20 sociétés savantes proposent l'interdiction de la publicité TV alimentaire pour enfants

06.10.2009

[APM] Vingt sociétés savantes ont proposé mardi dans un communiqué 17 chantiers prioritaires à la commission pour la prévention de l'obésité, parmi lesquels figure l'interdiction de la publicité télévisuelle de certains produits alimentaires destinée aux enfants.

L'Elysée a annoncé vendredi la mise en place d'une commission pour la prévention de l'obésité qui doit rendre ses conclusions à la mi-décembre, rappelle-t-on (cf dépêches APM HMMJ2005 et HMMJ5001).

"Il faut maintenir la dynamique" impulsée par le Programme national nutrition santé (PNNS), "l'amplifier sur certains points et surtout mettre en place certaines mesures qui n'ont pu voir le jour", sachant que "des disparités sociales majeures persistent sur le plan nutritionnel", indiquent les signataires d'un communiqué (médecins, nutritionnistes, pédiatres, spécialistes de santé publique, diététiciens, acteurs de terrain...), diffusé par la Société française de santé publique (SFSP).

"Seule une impulsion présidentielle peut, aujourd'hui, lever les freins par des leviers législatifs, économiques et sociaux que les seuls ministères concernés (santé, agriculture, éducation...) n'ont pu obtenir à ce jour", ajoutent-t-ils, en présentant une liste non exhaustive de 17 grands chantiers prioritaires (en milieu scolaire, en population générale, vers le système de santé et vers les milieux défavorisés).

Parmi les actions en population générale, figure l'interdiction par voie réglementaire de la publicité télévisuelle aux enfants pour tous les produits alimentaires (à l'exception des aliments dont la promotion est compatible avec les objectifs du PNNS) aux horaires du matin avant l'école, ainsi que les mercredi, samedi et dimanche matin.

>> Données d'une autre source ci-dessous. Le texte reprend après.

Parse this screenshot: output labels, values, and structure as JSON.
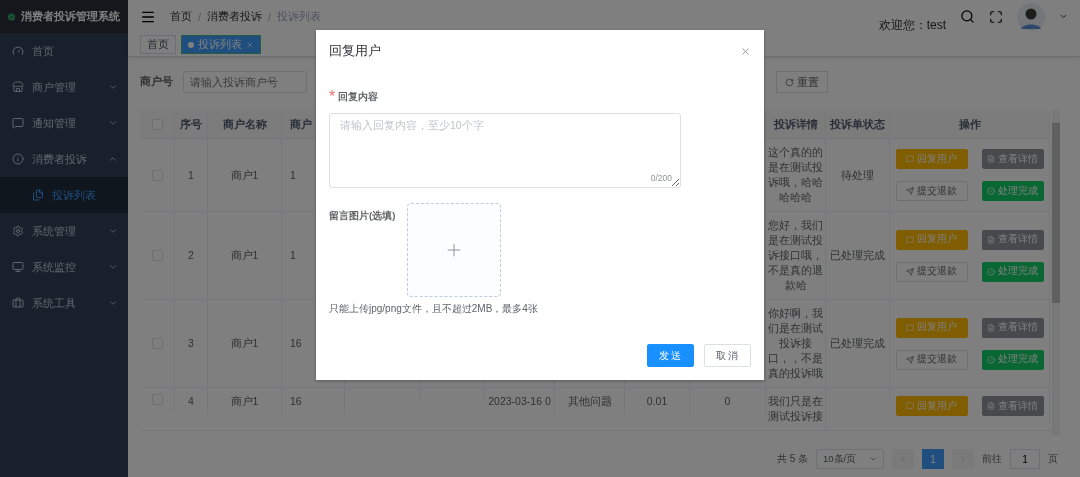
{
  "sidebar": {
    "logo_title": "消费者投诉管理系统",
    "items": [
      {
        "label": "首页",
        "selected": false
      },
      {
        "label": "商户管理",
        "selected": false,
        "expanded": false
      },
      {
        "label": "通知管理",
        "selected": false,
        "expanded": false
      },
      {
        "label": "消费者投诉",
        "selected": false,
        "expanded": true,
        "children": [
          {
            "label": "投诉列表",
            "selected": true
          }
        ]
      },
      {
        "label": "系统管理",
        "selected": false,
        "expanded": false
      },
      {
        "label": "系统监控",
        "selected": false,
        "expanded": false
      },
      {
        "label": "系统工具",
        "selected": false,
        "expanded": false
      }
    ]
  },
  "header": {
    "breadcrumb": [
      "首页",
      "消费者投诉",
      "投诉列表"
    ],
    "breadcrumb_separator": "/",
    "welcome": "欢迎您：test"
  },
  "tags": [
    {
      "label": "首页",
      "selected": false
    },
    {
      "label": "投诉列表",
      "selected": true
    }
  ],
  "filter": {
    "label": "商户号",
    "placeholder": "请输入投诉商户号",
    "reset": "重置"
  },
  "table": {
    "columns": [
      "序号",
      "商户名称",
      "商户",
      null,
      null,
      null,
      null,
      null,
      null,
      "投诉详情",
      "投诉单状态",
      "操作"
    ],
    "header_checked": false,
    "rows": [
      {
        "checked": false,
        "cells": [
          "1",
          "商户1",
          "1",
          null,
          null,
          null,
          null,
          null,
          null,
          "这个真的的是在测试投诉哦，哈哈哈哈哈",
          "待处理"
        ],
        "actions": [
          {
            "kind": "reply",
            "label": "回复用户"
          },
          {
            "kind": "detail",
            "label": "查看详情"
          },
          {
            "kind": "refund",
            "label": "提交退款"
          },
          {
            "kind": "done",
            "label": "处理完成"
          }
        ]
      },
      {
        "checked": false,
        "cells": [
          "2",
          "商户1",
          "1",
          null,
          null,
          null,
          null,
          null,
          null,
          "您好，我们是在测试投诉接口哦，不是真的退款哈",
          "已处理完成"
        ],
        "actions": [
          {
            "kind": "reply",
            "label": "回复用户"
          },
          {
            "kind": "detail",
            "label": "查看详情"
          },
          {
            "kind": "refund",
            "label": "提交退款"
          },
          {
            "kind": "done",
            "label": "处理完成"
          }
        ]
      },
      {
        "checked": false,
        "cells": [
          "3",
          "商户1",
          "16",
          null,
          null,
          null,
          null,
          null,
          null,
          "你好啊，我们是在测试投诉接口，，不是真的投诉哦",
          "已处理完成"
        ],
        "actions": [
          {
            "kind": "reply",
            "label": "回复用户"
          },
          {
            "kind": "detail",
            "label": "查看详情"
          },
          {
            "kind": "refund",
            "label": "提交退款"
          },
          {
            "kind": "done",
            "label": "处理完成"
          }
        ]
      },
      {
        "checked": false,
        "cells": [
          "4",
          "商户1",
          "16",
          null,
          null,
          "2023-03-16 0",
          "其他问题",
          "0.01",
          "0",
          "我们只是在测试投诉接",
          null
        ],
        "actions": [
          {
            "kind": "reply",
            "label": "回复用户"
          },
          {
            "kind": "detail",
            "label": "查看详情"
          }
        ]
      }
    ]
  },
  "pagination": {
    "total": "共 5 条",
    "page_size": "10条/页",
    "pages": [
      {
        "label": "1",
        "selected": true
      }
    ],
    "goto_label": "前往",
    "goto_value": "1",
    "goto_suffix": "页"
  },
  "dialog": {
    "title": "回复用户",
    "content_label": "回复内容",
    "content_required_mark": "*",
    "content_placeholder": "请输入回复内容，至少10个字",
    "counter": "0/200",
    "image_label": "留言图片(选填)",
    "image_hint": "只能上传jpg/png文件，且不超过2MB，最多4张",
    "buttons": [
      {
        "kind": "primary",
        "label": "发送"
      },
      {
        "kind": "default",
        "label": "取消"
      }
    ]
  }
}
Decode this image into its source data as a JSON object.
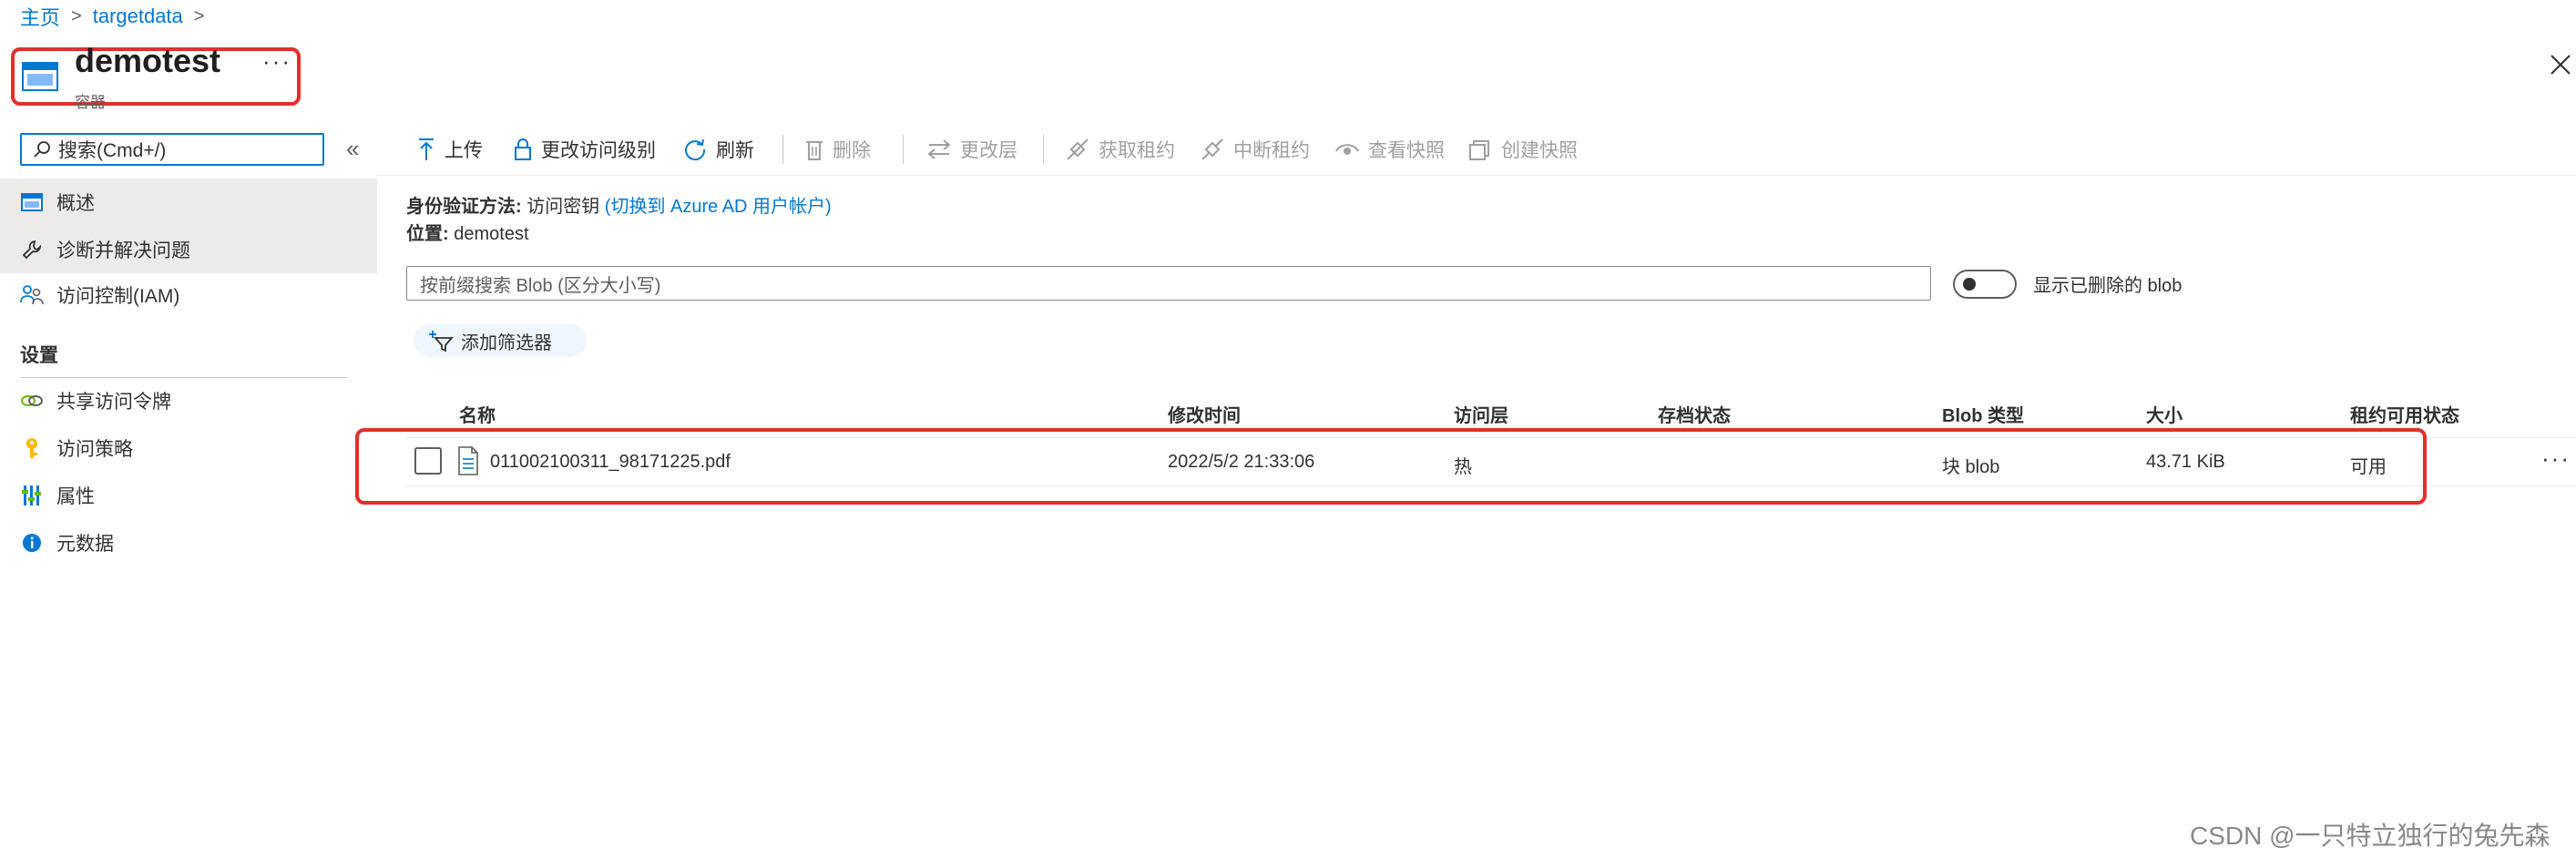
{
  "breadcrumb": {
    "home": "主页",
    "item": "targetdata"
  },
  "header": {
    "title": "demotest",
    "subtitle": "容器",
    "more": "···"
  },
  "sidebar": {
    "search_placeholder": "搜索(Cmd+/)",
    "collapse": "«",
    "items": [
      {
        "label": "概述",
        "icon": "overview-icon"
      },
      {
        "label": "诊断并解决问题",
        "icon": "wrench-icon"
      },
      {
        "label": "访问控制(IAM)",
        "icon": "people-icon"
      }
    ],
    "settings_title": "设置",
    "settings_items": [
      {
        "label": "共享访问令牌",
        "icon": "link-icon"
      },
      {
        "label": "访问策略",
        "icon": "key-icon"
      },
      {
        "label": "属性",
        "icon": "properties-icon"
      },
      {
        "label": "元数据",
        "icon": "info-icon"
      }
    ]
  },
  "toolbar": {
    "upload": "上传",
    "change_access": "更改访问级别",
    "refresh": "刷新",
    "delete": "删除",
    "change_tier": "更改层",
    "acquire_lease": "获取租约",
    "break_lease": "中断租约",
    "view_snapshots": "查看快照",
    "create_snapshot": "创建快照"
  },
  "auth": {
    "label": "身份验证方法:",
    "method": "访问密钥",
    "switch_link": "(切换到 Azure AD 用户帐户)",
    "location_label": "位置:",
    "location": "demotest"
  },
  "filter": {
    "search_placeholder": "按前缀搜索 Blob (区分大小写)",
    "show_deleted": "显示已删除的 blob",
    "show_deleted_on": false,
    "add_filter": "添加筛选器"
  },
  "table": {
    "columns": [
      "名称",
      "修改时间",
      "访问层",
      "存档状态",
      "Blob 类型",
      "大小",
      "租约可用状态"
    ],
    "rows": [
      {
        "name": "011002100311_98171225.pdf",
        "modified": "2022/5/2 21:33:06",
        "tier": "热",
        "archive": "",
        "type": "块 blob",
        "size": "43.71 KiB",
        "lease": "可用"
      }
    ],
    "row_more": "···"
  },
  "watermark": "CSDN @一只特立独行的兔先森",
  "colors": {
    "accent": "#0078d4",
    "highlight": "#e0302c",
    "disabled": "#a19f9d"
  }
}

A la mi-2008 et début 2009, une vingtaine de sociétés savantes, qui étaient en grande partie les mêmes que les signataires actuels, avaient déjà lancé un appel pour réglementer la publicité alimentaire visant les enfants. Finalement, seule une charte a été signée par les ministères de la santé et de la culture, les annonceurs de l'agro-alimentaire et des professionnels de l'audiovisuel et de la publicité, rappelle-t-on (cf dépêches APM CCLFU002, APM SNMC3003 et APM VBMBI001).

Les nouveaux signataires demandent également d'interdire par voie réglementaire, dans les télé-achats et dans les autres systèmes de promotion grand public, la vente de produits alimentaires de régime, de compléments alimentaires, de vêtements spéciaux et d'appareils de gymnastique passive suggérant une efficacité sur le contrôle du poids et dont l'intérêt n'a pas été validé par un comité d'experts nommé par les pouvoirs publics.

Ils recommandent de renforcer les actions de communication de l'Institut national de prévention et d'éducation pour la santé (Inpes) par une exonération du prix d'achat d'espace pour ses campagnes de promotion de la nutrition sur les chaînes publiques de télévision et de radio, notamment lors des tranches horaires enfants.

Ils préconisent enfin la promotion de l'allaitement maternel et l'augmentation de la durée du congé maternité, ainsi que l'apposition de logos nutritionnels clairs sur les bons aliments à promouvoir.

Parmi les actions pour le milieu scolaire figurent l'obligation de normes pour la composition des repas et de dépistage de l'obésité par la médecine scolaire, avec un renforcement de l'articulation avec les réseaux de prise en charge de l'obésité et le recueil systématique des données anthropométriques à destination de l'Institut de veille sanitaire (InVS).

Dans les actions vers le système de santé, on trouve la mise en place de comités de liaison alimentation nutrition (Clan) dans les hôpitaux (qui doit être rendue obligatoire) et de réseaux régionaux de prise en charge de l'obésité, la nomination d'un médecin référent nutrition dans chaque établissement hospitalier et médico-social en relation avec les unités de diététique, la mise en place d'une tarification ad hoc d'évaluation de l'état nutritionnel à l'hôpital, le développement de la délégation de tâches entre professionnels, la définition d'un statut de médecin nutritionniste et l'harmonisation des formations au niveau européen.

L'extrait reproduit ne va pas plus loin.